The “Bank Lending Survey” makes no statement about the reasons why the banks are doing this. One possible explanation is the growing number of regulations that banks are subject to in the area of ​​sustainability. For example, institutes should take climate risks more into account in risk management, and they will have to provide more information on the sustainability of their loan portfolios in the future.

The trend towards ever stricter lending guidelines is easing overall

If one disregards the special development in climate-damaging companies, then the trend towards ever stricter lending guidelines seems to be gradually abating. This is shown by looking at the general survey results, in which sustainability aspects were not specifically asked about.

According to this, banks continued to tighten their lending guidelines in all credit segments – loans to companies, housing finance for private individuals and consumer loans for private individuals. But the magnitude of this development has weakened. For the third quarter, banks are no longer expecting any notable tightening of their lending standards.

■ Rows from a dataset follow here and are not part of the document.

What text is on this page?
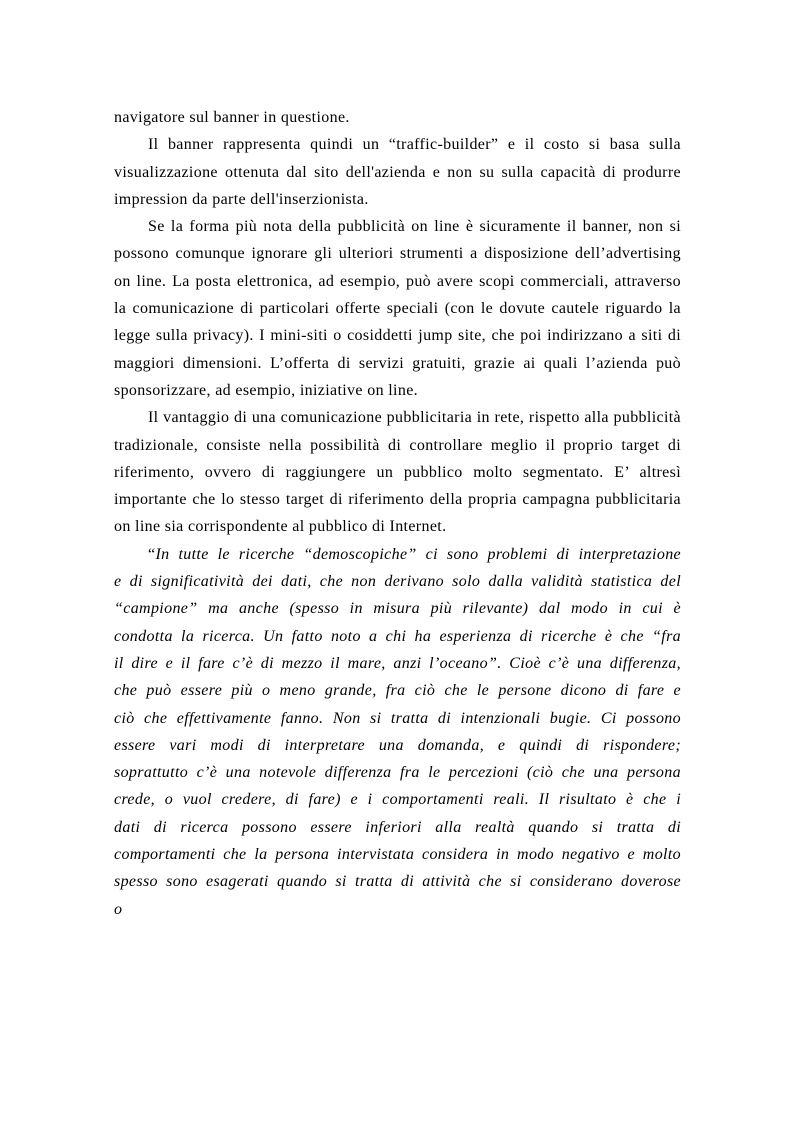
navigatore sul banner in questione.

Il banner rappresenta quindi un “traffic-builder” e il costo si basa sulla visualizzazione ottenuta dal sito dell'azienda e non su sulla capacità di produrre impression da parte dell'inserzionista.

Se la forma più nota della pubblicità on line è sicuramente il banner, non si possono comunque ignorare gli ulteriori strumenti a disposizione dell’advertising on line. La posta elettronica, ad esempio, può avere scopi commerciali, attraverso la comunicazione di particolari offerte speciali (con le dovute cautele riguardo la legge sulla privacy). I mini-siti o cosiddetti jump site, che poi indirizzano a siti di maggiori dimensioni. L’offerta di servizi gratuiti, grazie ai quali l’azienda può sponsorizzare, ad esempio, iniziative on line.

Il vantaggio di una comunicazione pubblicitaria in rete, rispetto alla pubblicità tradizionale, consiste nella possibilità di controllare meglio il proprio target di riferimento, ovvero di raggiungere un pubblico molto segmentato. E’ altresì importante che lo stesso target di riferimento della propria campagna pubblicitaria on line sia corrispondente al pubblico di Internet.

“In tutte le ricerche “demoscopiche” ci sono problemi di interpretazione e di significatività dei dati, che non derivano solo dalla validità statistica del “campione” ma anche (spesso in misura più rilevante) dal modo in cui è condotta la ricerca. Un fatto noto a chi ha esperienza di ricerche è che “fra il dire e il fare c’è di mezzo il mare, anzi l’oceano”. Cioè c’è una differenza, che può essere più o meno grande, fra ciò che le persone dicono di fare e ciò che effettivamente fanno. Non si tratta di intenzionali bugie. Ci possono essere vari modi di interpretare una domanda, e quindi di rispondere; soprattutto c’è una notevole differenza fra le percezioni (ciò che una persona crede, o vuol credere, di fare) e i comportamenti reali. Il risultato è che i dati di ricerca possono essere inferiori alla realtà quando si tratta di comportamenti che la persona intervistata considera in modo negativo e molto spesso sono esagerati quando si tratta di attività che si considerano doverose o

According to the survey, customers felt the effects of the stricter standards primarily in the form of higher margins, i.e. poorer interest rates. The main reason for this development was the reduced risk tolerance of the institutes. The difficult economic prospects also played an important role.

Broken down by sector, the stricter lending policy hit the real estate sector in particular: Banks raised their lending standards, especially for commercial and residential real estate. In the second half of the year, this industry will be hit harder than all other economic sectors. But it is also true for the real estate sector that the extent of the deterioration is gradually diminishing.